Coral disease has emerged as a serious threat to coral reefs worldwide and a major cause of reef deterioration (Weil et al. 2006). The numbers of diseases and coral species affected, as well as the distribution of diseases have all increased dramatically within the last decade (Porter et al. 2001, Green and Bruckner 2000, Sutherland et al. 2004, Weil 2004). Coral disease epizootics have resulted in significant losses of coral cover and were implicated in the dramatic decline of acroporids in the Florida Keys (Aronson and Precht 2001, Porter et al. 2001, Patterson et al. 2002). In the Indo-Pacific, disease is also on the rise with disease outbreaks recently reported from the Great Barrier Reef (Willis et al. 2004), Marshall Islands (Jacobson 2006) and the northwestern Hawaiian Islands (Aeby 2006). Increased coral disease levels on the GBR were correlated with increased ocean temperatures (Willis et al. 2007) supporting the prediction that disease levels will be increasing with higher sea surface temperatures. Escalating anthropogenic stressors combined with the threats associated with global climate change of increases in coral disease, frequency and duration of coral bleaching and ocean acidification place coral reefs in the Indo-Pacific at high risk of collapse.
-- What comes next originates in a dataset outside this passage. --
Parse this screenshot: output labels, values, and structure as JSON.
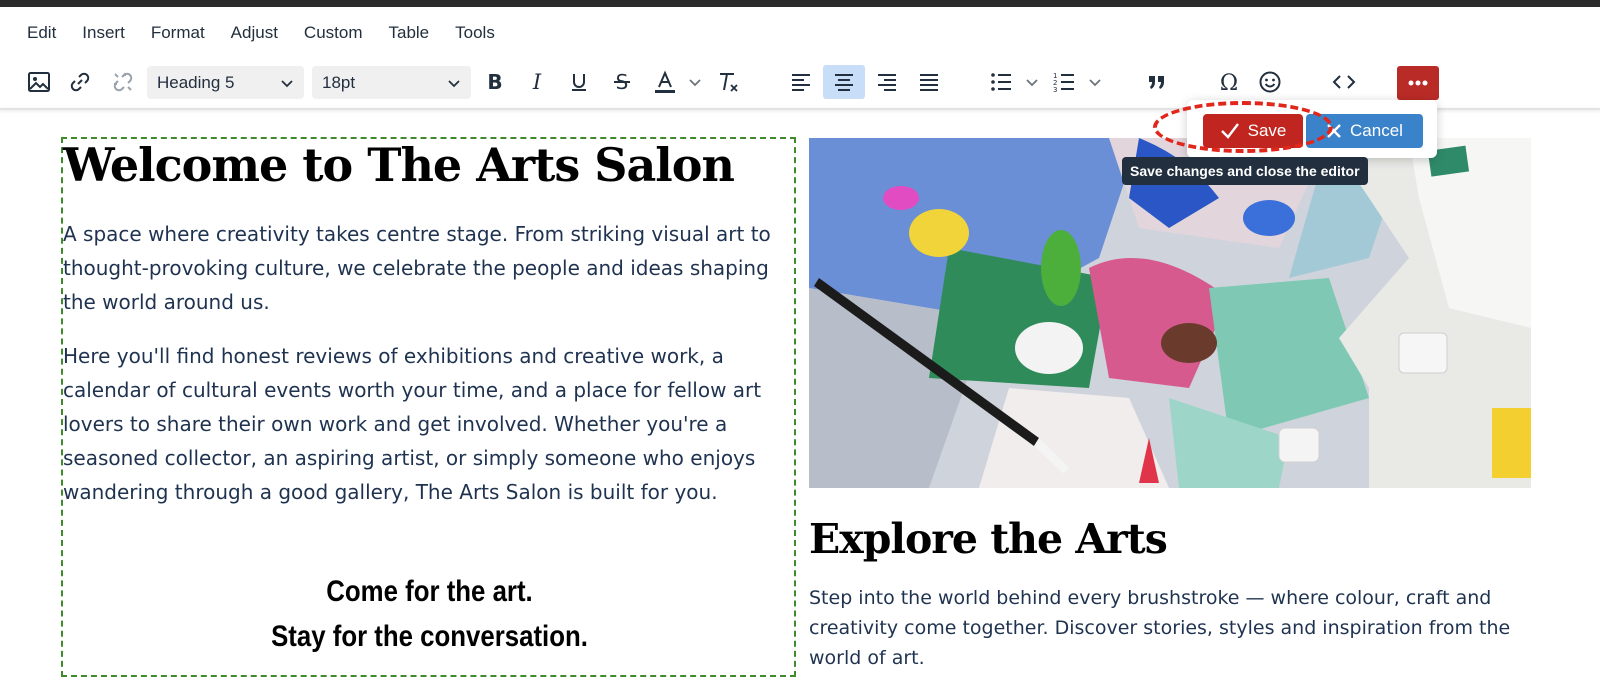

Localized threats to corals include fisheries, human development (industry, settlement, tourism, and transportation), changes in native species dynamics (competitors, predators, pathogens and parasites), invasive species (competitors, predators, pathogens and parasites), dynamite fishing, chemical fishing, pollution from agriculture and industry, domestic pollution, sedimentation, and human recreation and tourism activities.
The severity of these combined threats to the global population of each individual species is not known.
Recommended measures for conserving this species include research in taxonomy, population, abundance and trends, ecology and habitat status, threats and resilience to threats, restoration action; identification, establishment and management of new protected areas; expansion of protected areas; recovery management; and disease, pathogen and parasite management. Artificial propagation and techniques such as cryo-preservation of gametes may become important for conserving coral biodiversity.